This post was co-authored by Ann Wilson, Jenny Wallace, Caroline Havery and Rosalie Goldsmith.
In the previous blog in this series we offered a three tier strategy for thinking about assessment in the age of GenAI, and suggested that the three tiers might be assessments:
- where GenAI could be used as an assistant
- where GenAI could be used
- where GenAI could not be used
(From UCL: Using AI tools in assessment).
In this blog we will explore those assessments when GenAI can be used as an assistant such as:
- drafting and structuring content
- supporting the writing process in a limited manner
- as a support tutor
- supporting a particular process such as testing code or translating content;
- giving feedback on content, or proofreading content
There are many examples of these uses and you may be aware of ones that are specific to your discipline. We would love to hear from you about those, as sharing practice will be a great way to build our capacity in this new era.
In Assessment redesign for generative AI: A taxonomy of options and their viability, Jason Lodge from UQ sets out the need to rethink assessment in the age of GenAI, offering the options of embracing GenAI in assessment redesign. In The digital evolution of higher education: From high-cost failures to high-risk futures, the authors point out that assessment is already compromised with the advent of GenAI, and that one of the positives from this is the opportunity, in fact the deadset need, to rethink our assessments.
GenAI in assessment at UTS
At UTS we have a number of examples of assessment that use GenAI in an assistive capacity. Consider this one from High Performance Science in the Masters of Sports and Exercise Science, in the Faculty of Health.
Example from Sports and Exercise Science
Students are asked to write a research report in which they critically evaluate an innovative technology/method or intervention that could be implemented in a high-performance program for a particular set of athletes. The research report needs to draw on evidence from the literature and expert opinion. Students need to conclude by recommending whether the intervention is suitable for use with their group of athletes. Students then undertake the same task using ChatGPT and compare and critically evaluate the recommendations the student reach based on evidence and expert opinion with the recommendations suggested by ChatGPT.
Example from FEIT
Another example of how GenAI is being used as a learning resource is in the FEIT subject Communication for IT Professionals. As part of their group project for the Engineers Without Borders Challenge, students need to ideate project ideas and to investigate possible solutions. Students are given guidelines about using ChatGPT for prompting advice through the ROSE Model (Role, Objective, Style, Exemplar), which encourages them to be specific in their prompt questions, and to engage in dialogue with ChatGPT to refine their search.

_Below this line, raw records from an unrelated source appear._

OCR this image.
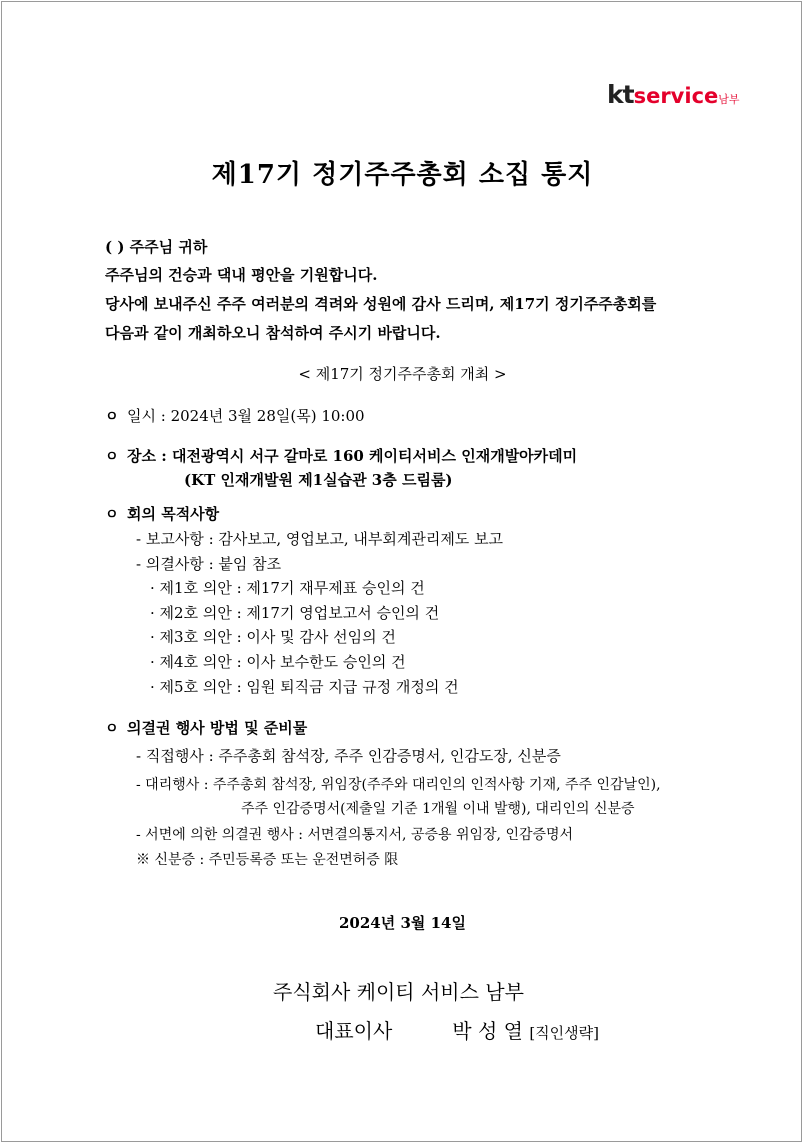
ktservice남부
제17기 정기주주총회 소집 통지
( ) 주주님 귀하
주주님의 건승과 댁내 평안을 기원합니다.
당사에 보내주신 주주 여러분의 격려와 성원에 감사 드리며, 제17기 정기주주총회를
다음과 같이 개최하오니 참석하여 주시기 바랍니다.
< 제17기 정기주주총회 개최 >
ㅇ 일시 : 2024년 3월 28일(목) 10:00
ㅇ 장소 : 대전광역시 서구 갈마로 160 케이티서비스 인재개발아카데미
(KT 인재개발원 제1실습관 3층 드림룸)
ㅇ 회의 목적사항
- 보고사항 : 감사보고, 영업보고, 내부회계관리제도 보고
- 의결사항 : 붙임 참조
· 제1호 의안 : 제17기 재무제표 승인의 건
· 제2호 의안 : 제17기 영업보고서 승인의 건
· 제3호 의안 : 이사 및 감사 선임의 건
· 제4호 의안 : 이사 보수한도 승인의 건
· 제5호 의안 : 임원 퇴직금 지급 규정 개정의 건
ㅇ 의결권 행사 방법 및 준비물
- 직접행사 : 주주총회 참석장, 주주 인감증명서, 인감도장, 신분증
- 대리행사 : 주주총회 참석장, 위임장(주주와 대리인의 인적사항 기재, 주주 인감날인),
주주 인감증명서(제출일 기준 1개월 이내 발행), 대리인의 신분증
- 서면에 의한 의결권 행사 : 서면결의통지서, 공증용 위임장, 인감증명서
※ 신분증 : 주민등록증 또는 운전면허증 限
2024년 3월 14일
주식회사 케이티 서비스 남부
대표이사	박 성 열 [직인생략]
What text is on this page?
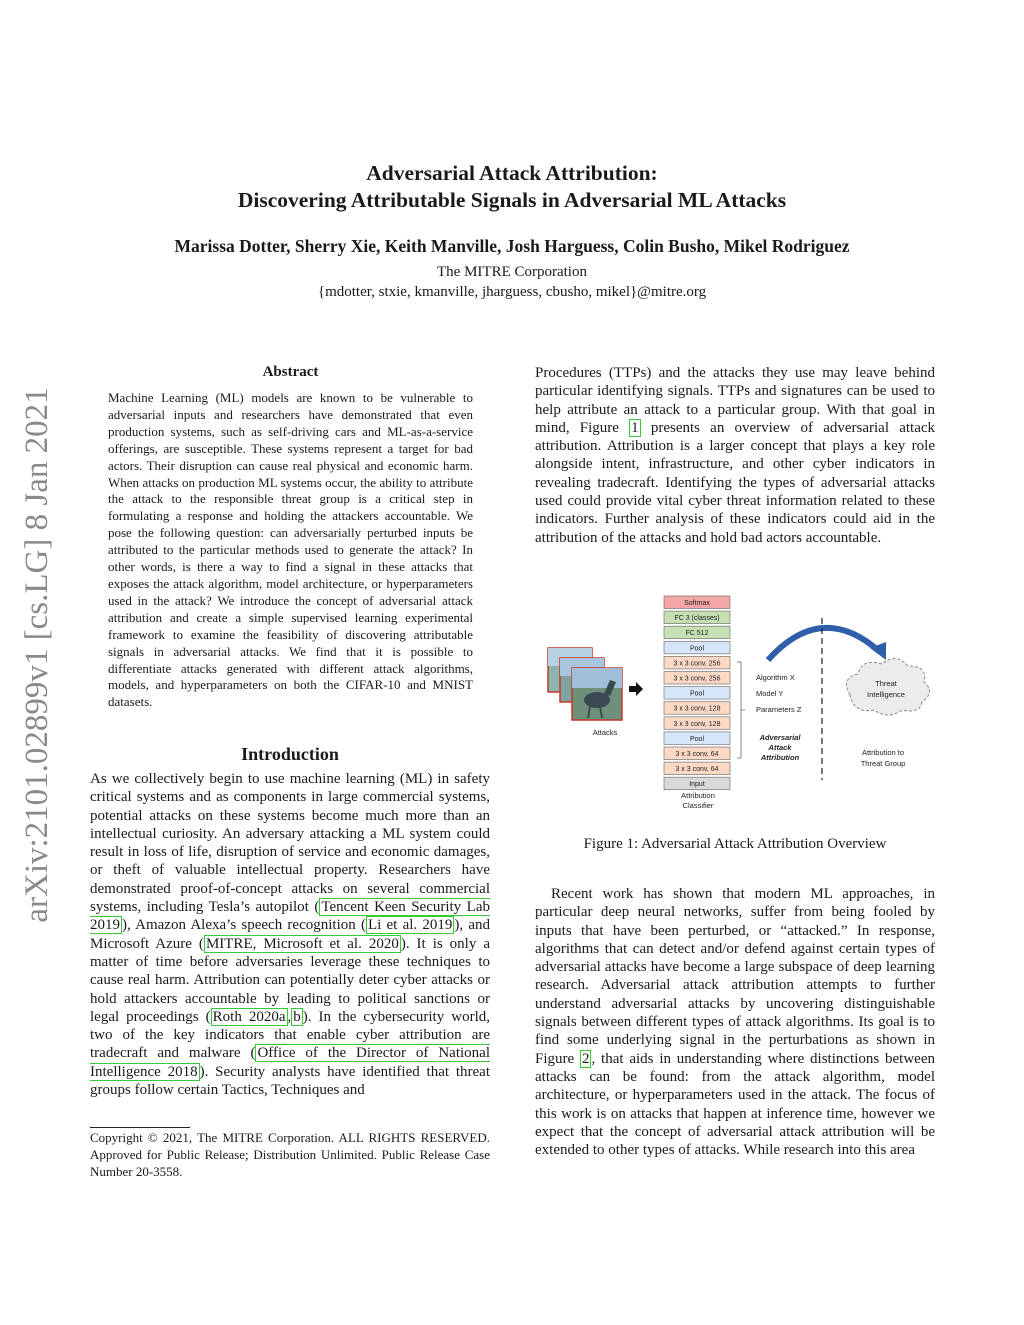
Adversarial Attack Attribution:
Discovering Attributable Signals in Adversarial ML Attacks
Marissa Dotter, Sherry Xie, Keith Manville, Josh Harguess, Colin Busho, Mikel Rodriguez
The MITRE Corporation
{mdotter, stxie, kmanville, jharguess, cbusho, mikel}@mitre.org
arXiv:2101.02899v1 [cs.LG] 8 Jan 2021
Abstract
Machine Learning (ML) models are known to be vulnerable to adversarial inputs and researchers have demonstrated that even production systems, such as self-driving cars and ML-as-a-service offerings, are susceptible. These systems represent a target for bad actors. Their disruption can cause real physical and economic harm. When attacks on production ML systems occur, the ability to attribute the attack to the responsible threat group is a critical step in formulating a response and holding the attackers accountable. We pose the following question: can adversarially perturbed inputs be attributed to the particular methods used to generate the attack? In other words, is there a way to find a signal in these attacks that exposes the attack algorithm, model architecture, or hyperparameters used in the attack? We introduce the concept of adversarial attack attribution and create a simple supervised learning experimental framework to examine the feasibility of discovering attributable signals in adversarial attacks. We find that it is possible to differentiate attacks generated with different attack algorithms, models, and hyperparameters on both the CIFAR-10 and MNIST datasets.
Introduction
As we collectively begin to use machine learning (ML) in safety critical systems and as components in large commercial systems, potential attacks on these systems become much more than an intellectual curiosity. An adversary attacking a ML system could result in loss of life, disruption of service and economic damages, or theft of valuable intellectual property. Researchers have demonstrated proof-of-concept attacks on several commercial systems, including Tesla’s autopilot ( Tencent Keen Security Lab 2019 ), Amazon Alexa’s speech recognition ( Li et al. 2019 ), and Microsoft Azure ( MITRE, Microsoft et al. 2020 ). It is only a matter of time before adversaries leverage these techniques to cause real harm. Attribution can potentially deter cyber attacks or hold attackers accountable by leading to political sanctions or legal proceedings ( Roth 2020a , b ). In the cybersecurity world, two of the key indicators that enable cyber attribution are tradecraft and malware ( Office of the Director of National Intelligence 2018 ). Security analysts have identified that threat groups follow certain Tactics, Techniques and
Copyright © 2021, The MITRE Corporation. ALL RIGHTS RESERVED. Approved for Public Release; Distribution Unlimited. Public Release Case Number 20-3558.
Procedures (TTPs) and the attacks they use may leave behind particular identifying signals. TTPs and signatures can be used to help attribute an attack to a particular group. With that goal in mind, Figure 1 presents an overview of adversarial attack attribution. Attribution is a larger concept that plays a key role alongside intent, infrastructure, and other cyber indicators in revealing tradecraft. Identifying the types of adversarial attacks used could provide vital cyber threat information related to these indicators. Further analysis of these indicators could aid in the attribution of the attacks and hold bad actors accountable.
Attacks
Softmax
FC 3 (classes)
FC 512
Pool
3 x 3 conv, 256
3 x 3 conv, 256
Pool
3 x 3 conv, 128
3 x 3 conv, 128
Pool
3 x 3 conv, 64
3 x 3 conv, 64
Input
Attribution
Classifier
Algorithm X
Model Y
Parameters Z
Adversarial
Attack
Attribution
Threat
Intelligence
Attribution to
Threat Group
Figure 1: Adversarial Attack Attribution Overview
Recent work has shown that modern ML approaches, in particular deep neural networks, suffer from being fooled by inputs that have been perturbed, or “attacked.” In response, algorithms that can detect and/or defend against certain types of adversarial attacks have become a large subspace of deep learning research. Adversarial attack attribution attempts to further understand adversarial attacks by uncovering distinguishable signals between different types of attack algorithms. Its goal is to find some underlying signal in the perturbations as shown in Figure 2 , that aids in understanding where distinctions between attacks can be found: from the attack algorithm, model architecture, or hyperparameters used in the attack. The focus of this work is on attacks that happen at inference time, however we expect that the concept of adversarial attack attribution will be extended to other types of attacks. While research into this area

Example from Speech Pathology
Professor Bronwyn Hemsley’s students in Social Media in Speech Pathology were allowed and encouraged to use GenAI in an assessment item designing a strategic plan on the use of social media in a private practice. While not required, the use of GenAI was supported by an allowable use statement in the subject outline. The only requirement of students was to declare any usage of the GenAI in an appendix and a short reflection on how the output of the GenAI (ChatGPT) had assisted them in their task or influenced their final submission.
Ultimately, only one of the 12 groups opted to use the GenAI (ChatGPT) in the process of doing the assignment, primarily to ‘get ideas’ in the early stages and not in the drafting of content submitted. However, it was apparent that all groups may have been assisted in relation to their structure and content of the assignment being within the word limits and according to the rubric elements. When asked about their reticence to use the GenAI in the assignment, students commented that they were unsure if it would affect their quality of written work and mean that their mark would be at risk of being lower; or considered that it would take more time to learn how to use it, fix its factual inaccuracies and further edit the outputs, and do the appendix and reflection.
They were also concerned about plagiarism, given the widespread attention this problem is having in the media and academic discourse. In short, the students did not perceive a net gain in using the GenAI, and too much risk to their marks at a busy time of their training and final session in their course. From this case example, it is possible that students may be more likely to avoid than embrace legitimate and allowable use of GenAI. They may benefit from GenAI being a required element of an assignment in order to (a) grapple with its inadequacies and demonstrate competence in use (e.g., prompts, critical appraisal, correction of outputs, attribution of the content and transparency). Students might also need modelling of usage and some examples to demonstrate more explicitly various ways the GenAI can be used to improve written outputs in real world situations and scenarios.
So, what next?
There are a number of issues at play in using GenAI. We need to equip our students to work in a world with GenAI, and as such we need to teach them how to use it, use it well and to employ evaluative judgement as to whether the machine has produced a good version of whatever it has been asked to do.
We need to provide specific guidance to our students about the strengths and limitations of AI, and to make our expectations clear about how students can use AI as an assistive tool in their studies. We all need to learn how to prompt GenAI to deliver the content that we want and at the quality that we require.
We need to explore what are the best ways to use GenAI in your discipline – what is happening in your industry? How is GenAI being used in the workplace?